Father Gilstrap, who became pastor in July 2020 in the midst of the pandemic, began thinking about having a parish-wide event to bring the community back together earlier this year, before the latest surge in cases. 

“We had come out of the crisis mode a little bit,” he said. “We knew we could have successful outdoors events” while maintaining the necessary precautions to protect people from the virus. 

He was also looking to capture a bit of the spirit of community events he saw while studying in Europe in which whole towns and villages would come out to celebrate a Church feast day. Because the Blessed Virgin is the parish’s patroness, Father Gilstrap selected the Solemnity of the Assumption as an opportunity for the community to come together to celebrate one of the big Marian feast days. 

“I appreciate all the hard work from the staff” and parishioners who helped organize the event, Father Gilstrap said, including Rhonda Wigger, Jennifer Harris, Carrie Melvin and Jonathan Corbitt. 

He’s hoping to hold similar events in the future, including the parish’s annual Oktoberfest, which was canceled last year due to the pandemic. 

Parishioners have been returning to the church, filling the pews at Sunday Masses, Father Gilstrap said. And the parish has continued to welcome new families moving into the area during the pandemic, he added. 
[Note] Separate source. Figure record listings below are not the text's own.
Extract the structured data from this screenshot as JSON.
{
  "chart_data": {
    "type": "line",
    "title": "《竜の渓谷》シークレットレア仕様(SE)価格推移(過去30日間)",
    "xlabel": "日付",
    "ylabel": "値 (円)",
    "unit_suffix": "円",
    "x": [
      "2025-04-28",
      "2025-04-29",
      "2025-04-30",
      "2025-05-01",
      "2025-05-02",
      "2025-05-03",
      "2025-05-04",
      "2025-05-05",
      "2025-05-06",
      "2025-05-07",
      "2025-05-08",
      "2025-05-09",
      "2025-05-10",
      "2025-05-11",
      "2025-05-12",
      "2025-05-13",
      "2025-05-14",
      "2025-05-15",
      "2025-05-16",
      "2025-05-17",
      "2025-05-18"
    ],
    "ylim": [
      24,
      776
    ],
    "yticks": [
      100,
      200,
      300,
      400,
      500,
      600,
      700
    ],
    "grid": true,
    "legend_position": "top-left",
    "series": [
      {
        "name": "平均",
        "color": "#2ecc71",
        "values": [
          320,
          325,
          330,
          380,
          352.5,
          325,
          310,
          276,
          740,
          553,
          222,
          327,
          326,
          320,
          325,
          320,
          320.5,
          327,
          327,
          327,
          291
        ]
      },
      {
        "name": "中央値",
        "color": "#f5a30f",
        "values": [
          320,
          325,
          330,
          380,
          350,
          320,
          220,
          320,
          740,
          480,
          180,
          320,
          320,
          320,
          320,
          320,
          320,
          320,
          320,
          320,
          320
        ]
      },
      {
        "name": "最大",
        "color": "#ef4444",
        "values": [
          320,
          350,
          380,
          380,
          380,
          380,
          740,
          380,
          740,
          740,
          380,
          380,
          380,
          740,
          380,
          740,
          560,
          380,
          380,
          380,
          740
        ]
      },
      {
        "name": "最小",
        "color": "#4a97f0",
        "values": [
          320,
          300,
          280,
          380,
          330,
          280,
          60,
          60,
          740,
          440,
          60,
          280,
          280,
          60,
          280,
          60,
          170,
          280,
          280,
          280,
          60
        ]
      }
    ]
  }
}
The parish ministries that were put on hold during the pandemic are starting to return, too, Father Gilstrap said. He likened it to a factory that had been shut down. “We’re working slowly and surely to turn everything back on.” 
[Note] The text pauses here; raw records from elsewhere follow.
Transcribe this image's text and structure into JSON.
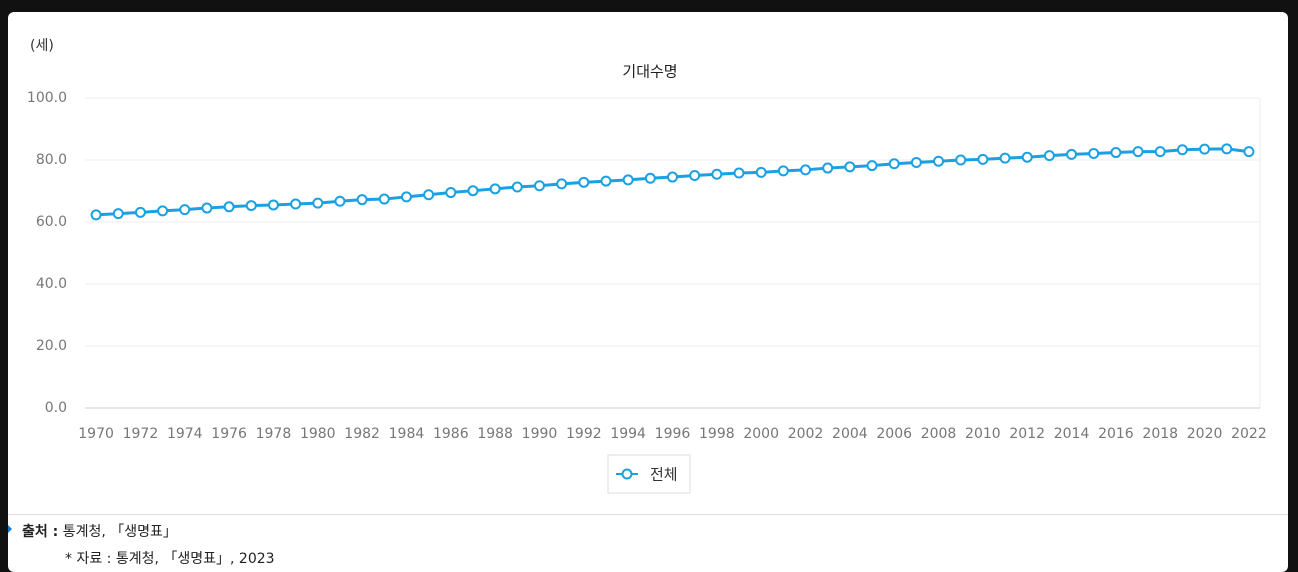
{
  "chart_data": {
    "type": "line",
    "title": "기대수명",
    "y_unit": "(세)",
    "categories": [
      "1970",
      null,
      "1972",
      null,
      "1974",
      null,
      "1976",
      null,
      "1978",
      null,
      "1980",
      null,
      "1982",
      null,
      "1984",
      null,
      "1986",
      null,
      "1988",
      null,
      "1990",
      null,
      "1992",
      null,
      "1994",
      null,
      "1996",
      null,
      "1998",
      null,
      "2000",
      null,
      "2002",
      null,
      "2004",
      null,
      "2006",
      null,
      "2008",
      null,
      "2010",
      null,
      "2012",
      null,
      "2014",
      null,
      "2016",
      null,
      "2018",
      null,
      "2020",
      null,
      "2022"
    ],
    "series": [
      {
        "name": "전체",
        "color": "#1ba1e2",
        "values": [
          62.3,
          62.7,
          63.1,
          63.6,
          64.0,
          64.5,
          64.9,
          65.3,
          65.5,
          65.8,
          66.1,
          66.7,
          67.2,
          67.4,
          68.1,
          68.8,
          69.5,
          70.1,
          70.7,
          71.3,
          71.7,
          72.3,
          72.8,
          73.2,
          73.6,
          74.1,
          74.5,
          75.0,
          75.4,
          75.8,
          76.0,
          76.5,
          76.8,
          77.4,
          77.8,
          78.2,
          78.8,
          79.2,
          79.6,
          80.0,
          80.2,
          80.6,
          80.9,
          81.4,
          81.8,
          82.1,
          82.4,
          82.7,
          82.7,
          83.3,
          83.5,
          83.6,
          82.7
        ]
      }
    ],
    "ylim": [
      0,
      100
    ],
    "yticks": [
      {
        "value": 0,
        "label": "0.0"
      },
      {
        "value": 20,
        "label": "20.0"
      },
      {
        "value": 40,
        "label": "40.0"
      },
      {
        "value": 60,
        "label": "60.0"
      },
      {
        "value": 80,
        "label": "80.0"
      },
      {
        "value": 100,
        "label": "100.0"
      }
    ],
    "grid": true,
    "legend": "bottom"
  },
  "source": {
    "label": "출처 :",
    "text": "통계청, 「생명표」",
    "note": "* 자료 : 통계청, 「생명표」, 2023"
  }
}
During the pandemic, Our Lady of the Lake’s staff, like those around the diocese, found ways to use technology to reach out to parishioners and stay connected. But they also learned they can’t rely solely on technology. “Technology is a supplement, not a substitute,” Father Wilgenbusch said. 

“The personal connection is what people want,” with the proper protections in place, Father Gilstrap said. “Technology can’t replace that. We’re finding even a phone call is better than an email. A big outdoors event is better than a virtual online event.” 

“God created us to be in relationship with one another,” he said. “We value that so much more now.”